Yeah, that's the other side of the coin, I guess. It's what playbook/vulnscanner pentesters are on the blue team side.
Christian Perry
>malware analysis Malware analysis has pretty much become my hobby. I have no idea how I go about making a career out of it though. I guess I should start investigating my options as a fucking start.
Benjamin Martinez
start a blog/whatever analyzing shit and apply at AV vendors or smaller companies developing their own scanners (which are just yara based anyway)
Kevin Green
Actually starting my blog in the coming week yeah with a few writeups already done. I noticed that's a common approach amongst a lot of malware analysts so I figured its time to get on it. Come hell or high water I'm going to make this my fucking career. Good thread, appreciate all the insights shared.
Kevin Turner
Has anyone here done an watched an online course and managed to do some freelance gaining some money?
Grayson Nguyen
Today finally I successfully deployed a container with Atutor 2.2.2 in order to follow step by step the AWAE WEB-300 course. If you have questions, go ahead, I always look the board archives concerning cybsec.
Rapidly changing industry. When I started I was mostly just doing email gateway work. Releasing clean emails and doing static analysis on malicious email attachments, and then blocking payload URLs.
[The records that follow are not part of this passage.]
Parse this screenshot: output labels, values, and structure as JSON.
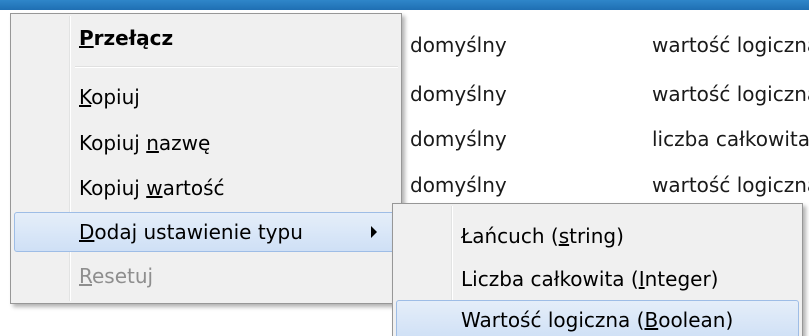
{
  "background_rows": [
    {
      "status": "domyślny",
      "type": "wartość logiczna"
    },
    {
      "status": "domyślny",
      "type": "wartość logiczna"
    },
    {
      "status": "domyślny",
      "type": "liczba całkowita"
    },
    {
      "status": "domyślny",
      "type": "wartość logiczna"
    }
  ],
  "context_menu": {
    "items": [
      {
        "id": "toggle",
        "before": "",
        "accel": "P",
        "after": "rzełącz",
        "bold": true,
        "disabled": false
      },
      {
        "id": "copy",
        "before": "",
        "accel": "K",
        "after": "opiuj",
        "disabled": false
      },
      {
        "id": "copy-name",
        "before": "Kopiuj ",
        "accel": "n",
        "after": "azwę",
        "disabled": false
      },
      {
        "id": "copy-value",
        "before": "Kopiuj ",
        "accel": "w",
        "after": "artość",
        "disabled": false
      },
      {
        "id": "add-setting",
        "before": "",
        "accel": "D",
        "after": "odaj ustawienie typu",
        "highlighted": true,
        "has_submenu": true
      },
      {
        "id": "reset",
        "before": "",
        "accel": "R",
        "after": "esetuj",
        "disabled": true
      }
    ]
  },
  "submenu": {
    "items": [
      {
        "id": "string",
        "before": "Łańcuch (",
        "accel": "s",
        "after": "tring)"
      },
      {
        "id": "integer",
        "before": "Liczba całkowita (",
        "accel": "I",
        "after": "nteger)"
      },
      {
        "id": "boolean",
        "before": "Wartość logiczna (",
        "accel": "B",
        "after": "oolean)",
        "highlighted": true
      }
    ]
  },
  "colors": {
    "title_bar": "#1f6fb3",
    "menu_background": "#f0f0f0",
    "highlight_border": "#9ebde6",
    "disabled_text": "#8e8e8e"
  }
}
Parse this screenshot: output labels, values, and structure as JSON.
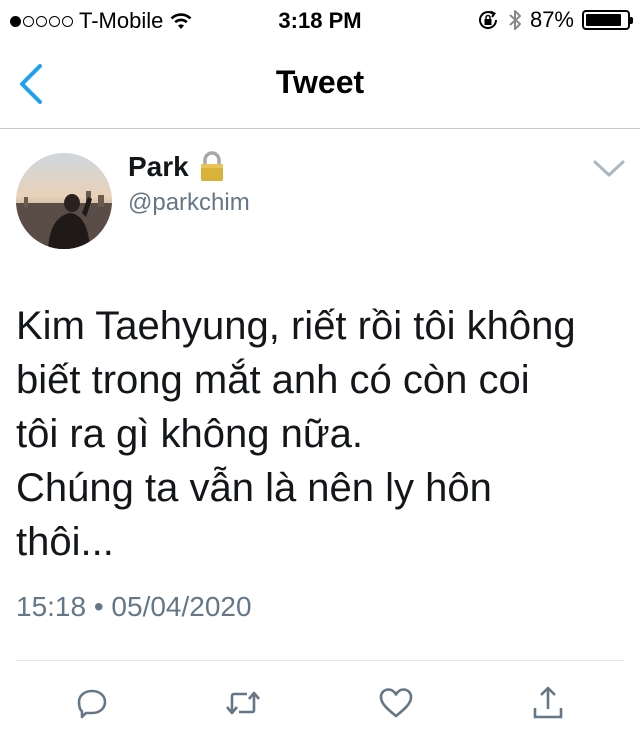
{
  "status_bar": {
    "carrier": "T-Mobile",
    "time": "3:18 PM",
    "battery": "87%",
    "battery_level": 0.87,
    "signal_bars_filled": 1,
    "signal_bars_total": 5
  },
  "nav": {
    "title": "Tweet",
    "back_icon": "chevron-left-icon"
  },
  "tweet": {
    "author_name": "Park",
    "author_handle": "@parkchim",
    "protected_icon": "lock-icon",
    "text_lines": [
      "Kim Taehyung, riết rồi tôi không",
      "biết trong mắt anh có còn coi",
      "tôi ra gì không nữa.",
      "Chúng ta vẫn là nên ly hôn",
      "thôi..."
    ],
    "timestamp": "15:18 • 05/04/2020"
  },
  "actions": [
    {
      "icon": "reply-icon"
    },
    {
      "icon": "retweet-icon"
    },
    {
      "icon": "like-icon"
    },
    {
      "icon": "share-icon"
    }
  ],
  "colors": {
    "accent": "#1da1f2",
    "secondary_text": "#657786",
    "action_icon": "#657786"
  }
}
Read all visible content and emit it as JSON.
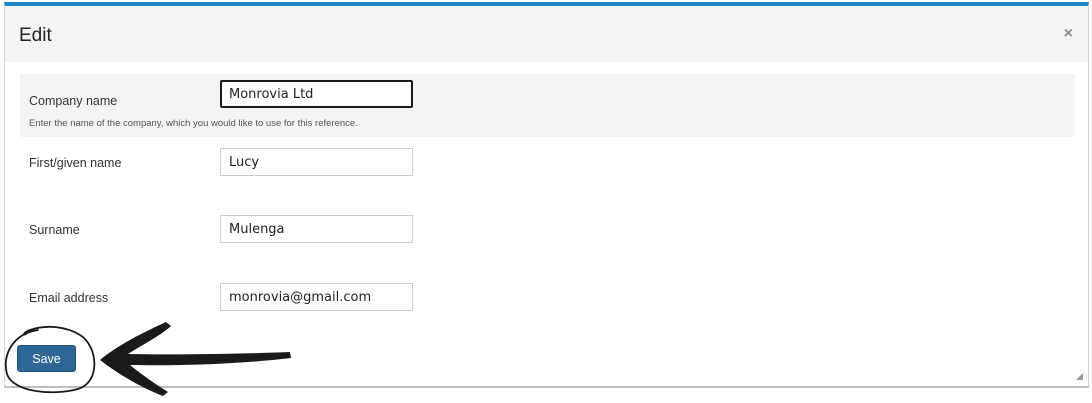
{
  "dialog": {
    "title": "Edit",
    "close_icon": "×"
  },
  "form": {
    "company": {
      "label": "Company name",
      "value": "Monrovia Ltd",
      "help": "Enter the name of the company, which you would like to use for this reference."
    },
    "first_name": {
      "label": "First/given name",
      "value": "Lucy"
    },
    "surname": {
      "label": "Surname",
      "value": "Mulenga"
    },
    "email": {
      "label": "Email address",
      "value": "monrovia@gmail.com"
    }
  },
  "actions": {
    "save_label": "Save"
  },
  "colors": {
    "accent": "#1f86c6",
    "button": "#2e6696",
    "header_bg": "#f4f4f4"
  }
}
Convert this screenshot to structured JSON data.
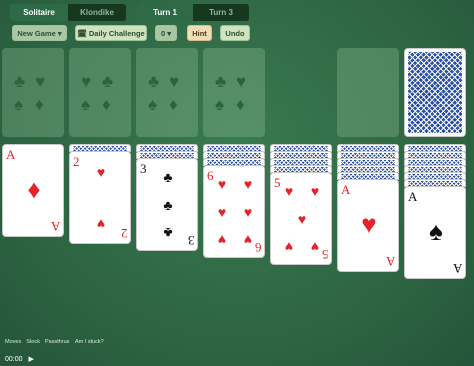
{
  "tabs_game": [
    "Solitaire",
    "Klondike"
  ],
  "tabs_turn": [
    "Turn 1",
    "Turn 3"
  ],
  "toolbar": {
    "new_game": "New Game ▾",
    "daily": "🗓 Daily Challenge",
    "undo_count": "0 ▾",
    "hint": "Hint",
    "undo": "Undo"
  },
  "foundations": {
    "pips": [
      "♣",
      "♥",
      "♠",
      "♦"
    ]
  },
  "tableau": [
    {
      "rank": "A",
      "suit": "♦",
      "color": "red",
      "hidden": 0
    },
    {
      "rank": "2",
      "suit": "♥",
      "color": "red",
      "hidden": 1
    },
    {
      "rank": "3",
      "suit": "♣",
      "color": "black",
      "hidden": 2
    },
    {
      "rank": "6",
      "suit": "♥",
      "color": "red",
      "hidden": 3
    },
    {
      "rank": "5",
      "suit": "♥",
      "color": "red",
      "hidden": 4
    },
    {
      "rank": "A",
      "suit": "♥",
      "color": "red",
      "hidden": 5
    },
    {
      "rank": "A",
      "suit": "♠",
      "color": "black",
      "hidden": 6
    }
  ],
  "status": {
    "labels": [
      "Moves",
      "Stock",
      "Passthrus"
    ],
    "stuck": "Am I stuck?",
    "time": "00:00",
    "play_icon": "play-icon"
  },
  "colors": {
    "felt": "#2f6b45",
    "red": "#e4232b",
    "card_back": "#2a4fa3"
  }
}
These days, I just approve or reject an AIs decision to block x phish campaign.
Dylan Sanders
Just started a 1 year TAFE (vocational school in Aus) course this week. One of the courses is literally learning python from scratch, one of my other classes is boring OHS shit that I’ve got to do for 4 weeks. Only interesting one so far is hardware because I haven’t done much of that before. I know my cert from this is going to be useless when I finish (they’re trying to push people into help desk roles). Is it worth getting online certs? Or just working on my own projects in the meantime? I don’t want to have to tell old people to fix basic shit over the phone any longer than I’d ever have to
Wyatt Green
>python Always useful.
Tyler Phillips
Python is cool but I already know most of what’s going to be taught to me. I didn’t really elude to well to what I was asking. What should I do in my spare time to get a better job?
Tyler Mitchell
You could do OSCP or CREST certs and join the army or maybe find a entry level cyber job.